THIS ball bearing gun looks startlingly like the real thing.Yet the weapon is being sold openly on an Ipswich town centre market stall in full view of young children.

THIS ball bearing gun looks startlingly like the real thing.

Yet the weapon is being sold openly on an Ipswich town centre market stall in full view of young children.

An Evening Star reporter bought a £20 BB gun on the stall, which has no posters displaying an age limit for buyers.

Criminals can easily get their hands on one and use it to hold-up a store as there is no telling if it is a real gun.

As reporter James Hewlett, 23, handed over the cash, a stall worker said he had been selling the BB guns for several years and it had attracted viewers aged three to 60 years.
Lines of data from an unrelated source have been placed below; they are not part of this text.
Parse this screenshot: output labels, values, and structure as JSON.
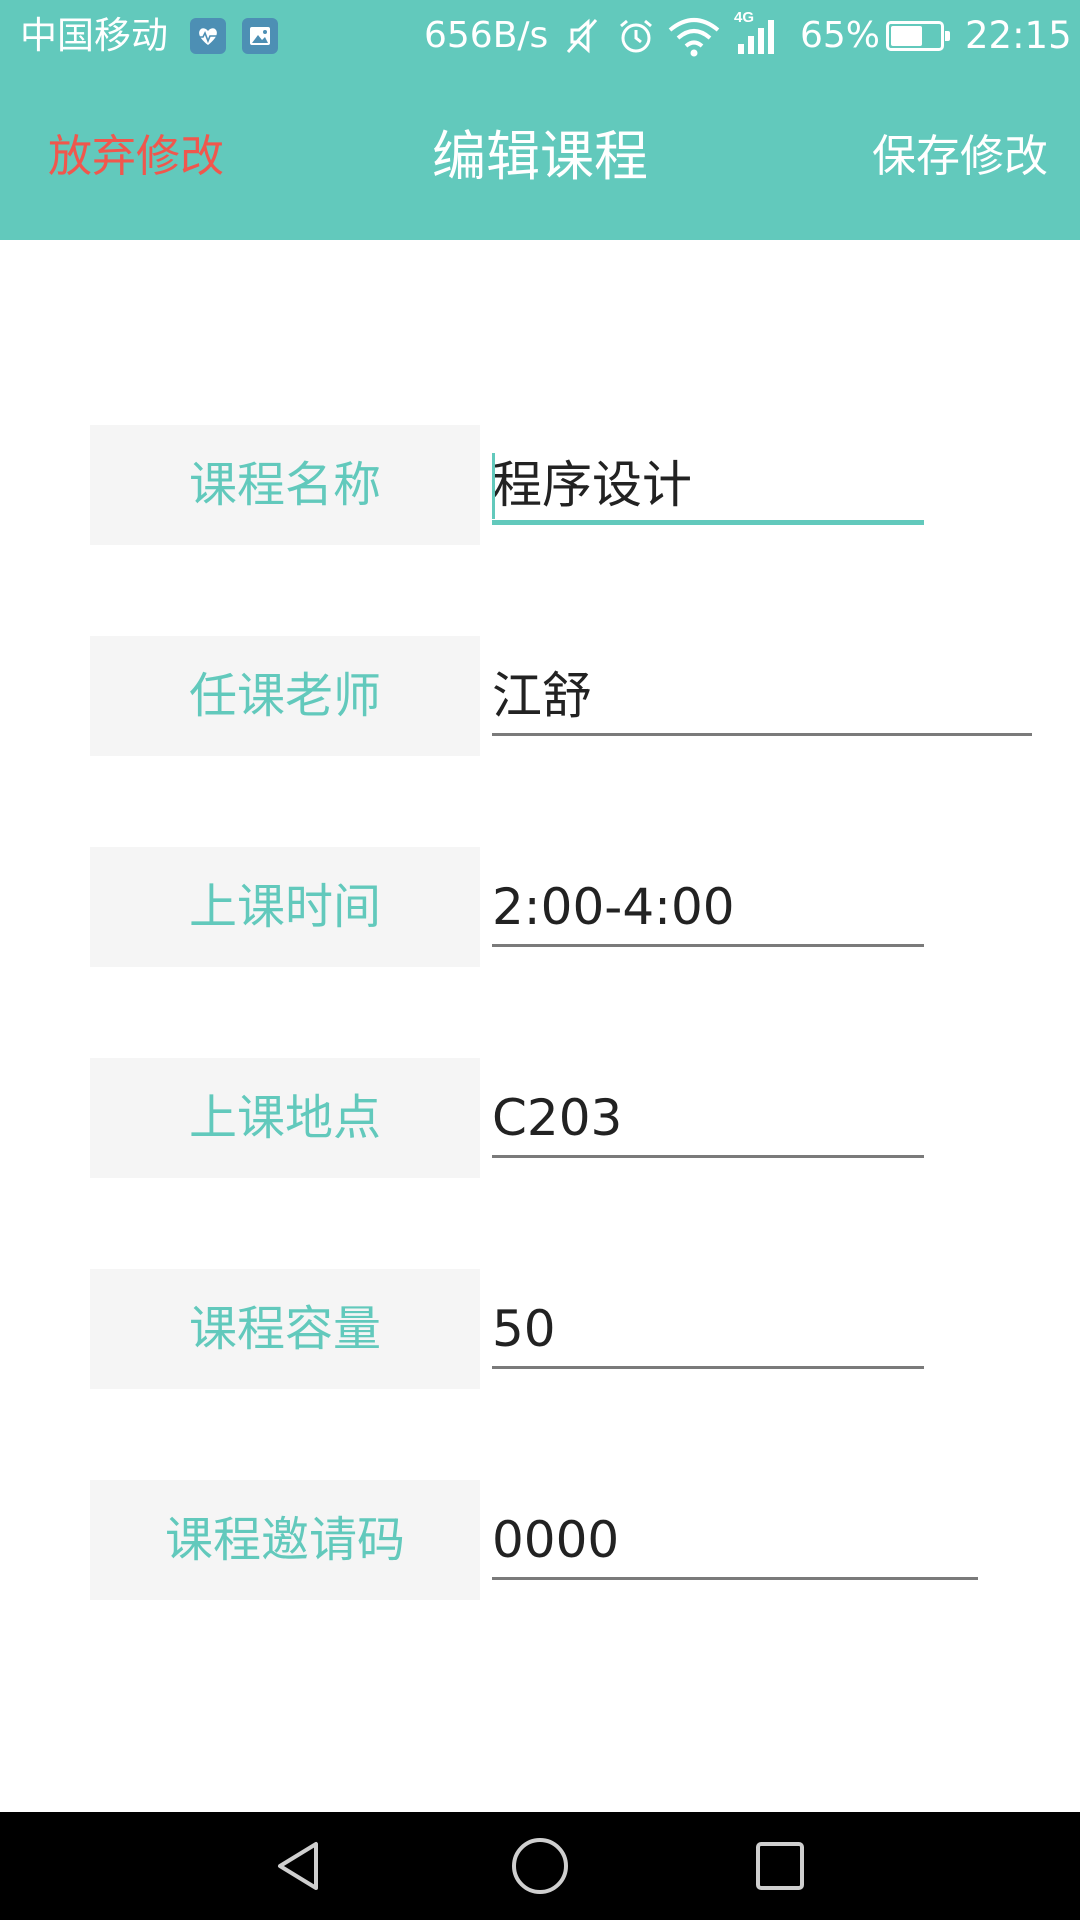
{
  "status_bar": {
    "carrier": "中国移动",
    "net_speed": "656B/s",
    "network_type": "4G",
    "battery": "65%",
    "battery_level": 0.65,
    "time": "22:15",
    "icons": [
      "health-app-icon",
      "gallery-app-icon",
      "mute-icon",
      "alarm-icon",
      "wifi-icon",
      "signal-icon",
      "battery-icon"
    ]
  },
  "action_bar": {
    "discard_label": "放弃修改",
    "title": "编辑课程",
    "save_label": "保存修改"
  },
  "form": {
    "rows": [
      {
        "label": "课程名称",
        "value": "程序设计"
      },
      {
        "label": "任课老师",
        "value": "江舒"
      },
      {
        "label": "上课时间",
        "value": "2:00-4:00"
      },
      {
        "label": "上课地点",
        "value": "C203"
      },
      {
        "label": "课程容量",
        "value": "50"
      },
      {
        "label": "课程邀请码",
        "value": "0000"
      }
    ]
  },
  "colors": {
    "accent": "#62c9bc",
    "discard": "#f0574d",
    "label_bg": "#f5f5f5",
    "nav_bg": "#000000"
  },
  "nav_bar": {
    "icons": [
      "back-icon",
      "home-icon",
      "recents-icon"
    ]
  }
}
Ipswich borough council has banned them being sold from the stall as from December 3.

We showed the BB gun (a plastic gun firing plastic pellets) to shoppers who were stunned the products were for sale.

Even showing it to shoppers felt decisively uncomfortable.

The colour immediately drained from shopper Vern Muller's face when he saw the weapon.

The South African knows all too well about the dangers of guns after he fled the country because of the violence. He said the average life expectancy for an adult male there is 47 years old.

Examining the BB gun 33-year-old, of Nansen Road, Ipswich, said it looks just like the real thing: "In South Africa you get used to the look of them. Lots of people had guns because it makes them feel safer.

"I have held a handgun before when I was doing national service in South Africa and this one feels the same weight.

"If you buy that for a child how would they know the difference between that and a plastic one?

"There are no big letters on it saying toy and no flashing lights on it or clowns popping out. It is obviously meant to look like the real thing and meant for playing shooting and killing games. I don't think it is right. There is no need for it.

"If children get used to weapons it is damaging.

"I never let my three year old son watch violent cartoons on television. There are so many educational toys that there is no need for this.

"I just want to know why the council are taking so long in banning them being sold at the market? It shouldn't have to be such a long process?"

Gary Boehringer, 64, of Old Foundry Road, Ipswich, was also stunned. He was in the military in America and grew up with firearms and said it looks startlingly real.

"It is hard to tell this from the real thing from a distance," he said.

"It is very worrying and dangerous because someone walking around with one of these could get himself killed.

"If there was an armed robbery or something they know what it is but how would police know if it was the real thing or not? They are just putting themselves in jeopardy.

"I am fully supportive of the council's ban on BB guns being sold on the market stall."